"Mommy" von Xavier Dolan. (Foto: Festival de Cannes) |
Cannes hat einen neuen Stern am Himmel: Der kanadische Jung-Regisseur Xavier Dolan ist gerade erst 25 Jahre alt, und doch schon ein „alter Hase“ im Filmgeschäft: Seit gut sechs, sieben Jahren dreht er Filme, mit schöner Regelmäßigkeit, aber immer in jugendlich ungestümer Weise. Jetzt steht er mit „Mommy“ im Wettbewerb um die Goldene Palme, und nicht wenige sehen in ihm den sicheren Sieger dieser bislang von den Alt-Stars des Weltkinos beherrschten Szenerie: Dolan hat sein Mutter-Sohn-Drama gekonnt und mit viel Verve zugespitzt auf einen hysterisch-knalligen Reigen von Eklats: Zwischen seinen beiden Hauptfiguren herrscht sozusagen Dauerkrieg: Der an ADHS leidende 15-jährige Steve (Antoine-Olivier Pilon) wird aus dem Internat zurück in die Obhut seiner durchaus als durchgeknallt zu bezeichnenden Mutter (grandios: Anne Dorval) gegeben; die will es dem Jüngling nicht leicht machen, und schon beim Einzug ins gemeinsame Zuhause fliegen die Fetzen. Zu einer stotternden Nachbarin (Suzanne Clément) entsteht ein wechselseitiges Verhältnis, das allen nützt: Steve wird ein Stück zugänglicher, die Nachbarin bringt bald auch ganze Sätze ohne Stottern heraus. Die kraftvollen Bilder, die Dolan für dieses Beziehungsdrama findet, verunmöglichen jede Beschreibung: Sie sind eine Wucht, weil sie die Essenz von Emotionen wiedergeben. Wer kann das sonst noch?
Dolan ist einer der jungen Wilden des Weltkinos. Ihn kümmern keine Konventionen, denn die zwischenmenschlichen Barrieren im Umgang miteinander löst er in „Mommy“ vollständig auf. Alles muss schnell, ungestüm, roh und furios passieren, immer am Limit, immer an der äußerten vorstellbaren Grenze. Dem entgegen setzt Dolan in „Mommy“ ein eng begrenztes Bildformat von 1,25:1, das entspricht 5:4 (das alte TV hatte 4:3). Das Bild ist mehr hoch als breit, nur stellenweise weitet es sich auf volle die Breite, und zwar dann, wenn Steve endlich auch einmal in seinem Leben Freude empfindet; ein simpler visueller Trick zwar, aber er ist effektiv.
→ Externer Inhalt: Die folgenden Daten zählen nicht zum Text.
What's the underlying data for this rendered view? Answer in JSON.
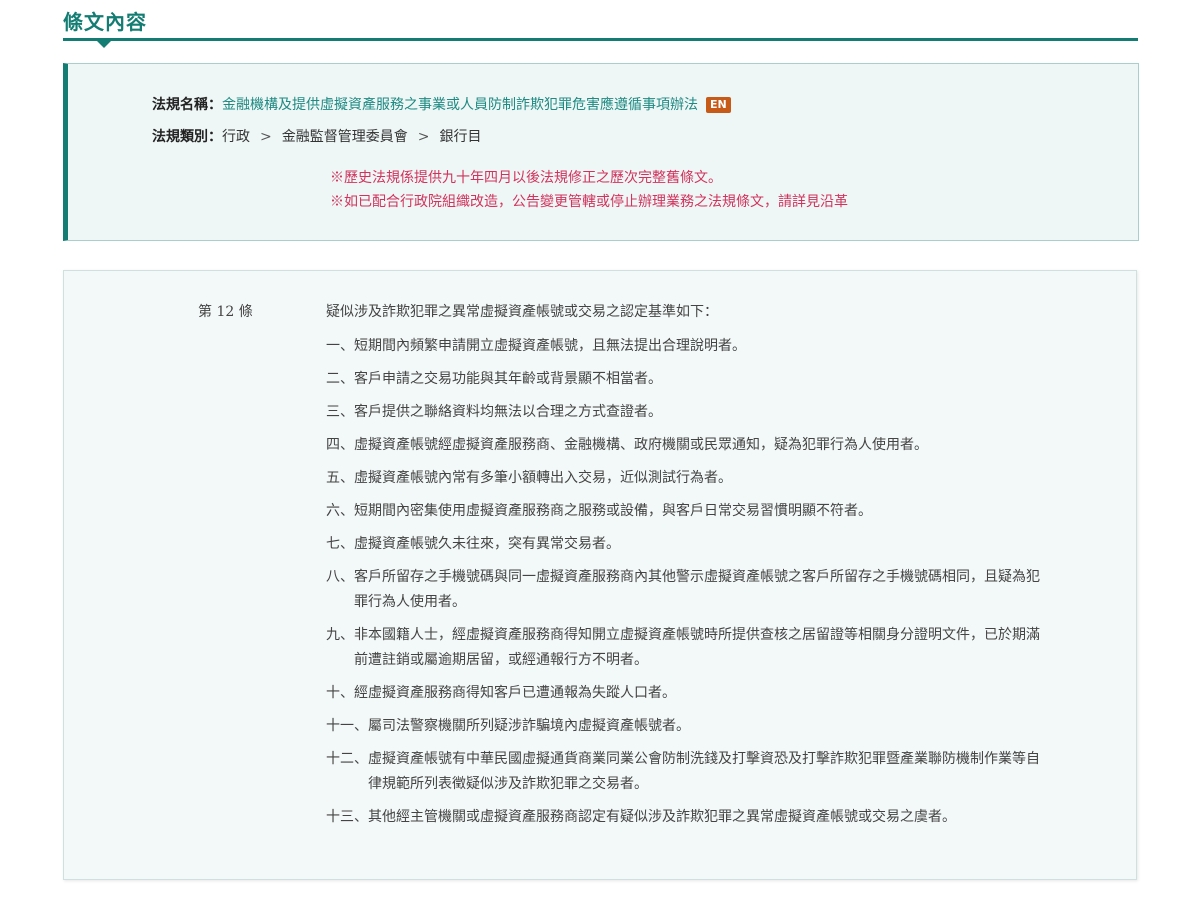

Xavier Dolan hat ein hohes Tempo im Erzählen, ebenso wie in der Zeitspanne, in der er neue Filme dreht. Dolan erinnert nicht nur deshalb an Fassbinder, der seine kurze Lebenszeit mit sehr vielen Filmen füllte. Dolan vergleicht das Filmemachen mit einer Droge: „Man will immer mehr davon. Ich weiß nicht, wieviel Lebenszeit ich haben werde, also will ich jetzt und hier kreativ sein“.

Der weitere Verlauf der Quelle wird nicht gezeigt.